First things first – tip your carrot juice into a pan and bring to the boil. We need to boil this carrot juice until only 50g remains, which may take up to an hour but you should be left with almost a caramel-like orange, carrot-y smelling syrup. Be careful you don’t burn this. You can also use freshly juiced carrots if you have access to a juicer. Set this reduction on the side to cool.
Next, take your washed carrots and lie them in a large, high-sided baking tray. Preheat the oven to 180 degrees.
To make the salt crust, in a bowl you should weigh the dry ingredients – chickpea flour, salt and sugar – and give a little stir so they’re evenly distributed. Next, add the egg white and cold water and mix with your hands until you get a sandy textured dough. Spread this salt crust all over the carrots in the baking tray, getting in between them and ensuring no carrots are exposed to the oven’s heat.

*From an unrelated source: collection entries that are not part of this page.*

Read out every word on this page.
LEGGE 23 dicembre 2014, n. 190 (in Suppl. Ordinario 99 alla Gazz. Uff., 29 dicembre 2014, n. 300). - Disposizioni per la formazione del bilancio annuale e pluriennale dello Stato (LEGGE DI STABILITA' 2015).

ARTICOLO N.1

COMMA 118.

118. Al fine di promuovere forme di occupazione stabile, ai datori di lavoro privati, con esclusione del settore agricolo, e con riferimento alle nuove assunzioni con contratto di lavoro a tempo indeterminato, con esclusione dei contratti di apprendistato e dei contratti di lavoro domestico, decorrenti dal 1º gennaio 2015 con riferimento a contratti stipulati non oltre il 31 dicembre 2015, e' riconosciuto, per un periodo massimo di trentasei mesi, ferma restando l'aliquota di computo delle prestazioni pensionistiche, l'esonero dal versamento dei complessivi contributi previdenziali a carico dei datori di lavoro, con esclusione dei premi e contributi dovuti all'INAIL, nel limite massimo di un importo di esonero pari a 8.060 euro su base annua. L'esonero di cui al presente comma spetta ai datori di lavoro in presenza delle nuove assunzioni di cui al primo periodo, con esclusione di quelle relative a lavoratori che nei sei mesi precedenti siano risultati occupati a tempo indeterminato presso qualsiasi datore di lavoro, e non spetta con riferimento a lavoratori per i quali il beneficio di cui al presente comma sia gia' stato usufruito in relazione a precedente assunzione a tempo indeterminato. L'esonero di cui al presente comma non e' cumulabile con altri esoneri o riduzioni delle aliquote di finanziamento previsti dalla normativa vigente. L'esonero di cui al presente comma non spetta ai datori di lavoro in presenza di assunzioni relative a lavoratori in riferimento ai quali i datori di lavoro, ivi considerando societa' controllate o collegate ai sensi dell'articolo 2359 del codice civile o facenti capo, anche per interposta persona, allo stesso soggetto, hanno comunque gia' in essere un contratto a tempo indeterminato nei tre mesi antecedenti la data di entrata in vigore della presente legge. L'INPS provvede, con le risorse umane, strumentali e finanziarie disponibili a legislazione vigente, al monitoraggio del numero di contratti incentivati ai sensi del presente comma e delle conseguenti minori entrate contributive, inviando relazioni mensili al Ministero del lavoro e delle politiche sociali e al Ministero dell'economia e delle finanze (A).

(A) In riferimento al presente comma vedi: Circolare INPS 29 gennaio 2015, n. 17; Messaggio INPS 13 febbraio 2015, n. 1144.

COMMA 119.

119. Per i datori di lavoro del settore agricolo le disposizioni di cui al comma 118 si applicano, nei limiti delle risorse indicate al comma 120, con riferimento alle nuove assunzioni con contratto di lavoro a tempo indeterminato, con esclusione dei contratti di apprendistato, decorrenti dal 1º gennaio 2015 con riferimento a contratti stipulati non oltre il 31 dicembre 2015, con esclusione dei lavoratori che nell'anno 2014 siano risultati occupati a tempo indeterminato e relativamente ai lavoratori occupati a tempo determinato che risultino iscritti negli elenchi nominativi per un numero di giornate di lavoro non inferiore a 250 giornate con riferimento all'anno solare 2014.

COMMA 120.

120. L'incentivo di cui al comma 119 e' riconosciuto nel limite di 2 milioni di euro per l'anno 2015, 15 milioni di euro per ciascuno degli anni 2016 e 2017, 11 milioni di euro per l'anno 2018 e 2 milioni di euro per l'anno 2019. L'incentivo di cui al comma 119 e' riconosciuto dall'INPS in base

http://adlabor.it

Place the baking tray in the oven for 35 minutes and then take a skewer and pierce right through the crust and the central carrots – they should be soft and yielding, if they’re still raw in the middle, allow to cook for another ten minutes. Remove the whole tray from the oven and allow to cool on the side for an hour.
Once the salt-crust carrots have cooled slightly, using your hands start to break open the salt crust. We’re trying to extract whole carrots from the melee here. You may end up snapping a few in half – it happens.
Next, we’re going to discard the salt crust, so rinse the carrots under some cold water to remove any excess salt – if some of the carrot skin falls away here, that’s okay too. Drain your washed carrots and place into a container in the fridge.
Let’s also make our green sage oil. You could just infuse olive oil with some sage leaves, and maybe even a clove of garlic at this point for an easy-flavoured oil, but in the restaurant we make a vibrant green sage oil.
Here’s how – take a medium-sized heavy-based pot and put it on the heat. You’ll want this pan to heat up for at least ten minutes and be screaming hot (turn that kitchen fan on); meanwhile, in a blender, blend the oil, spinach and half the sage (25g) until the leaves have broken down into the oil and everything has been fully blended (about three minutes). Next is what seems the counter-intuitive step – pour this oil and leaf mixture, carefully and confidently, into your very hot pan. Be warned – this will generate a lot of steam, bubbling and noise.
You want to stir this hot oil mixture with a spatula until all bubbles have ceased – this means that the water has been driven out the oil and will allow us to preserve the colour and flavour of the oil for longer. When this happens, drop in the remaining sage leaves and pour the contents into a heatproof bowl set over a bigger pan filled with ice and water. Stir this every five or so minutes. Once the oil is cooled, strain through a double layer of muslin and keep cold in the fridge (ideally in a squeezy bottle).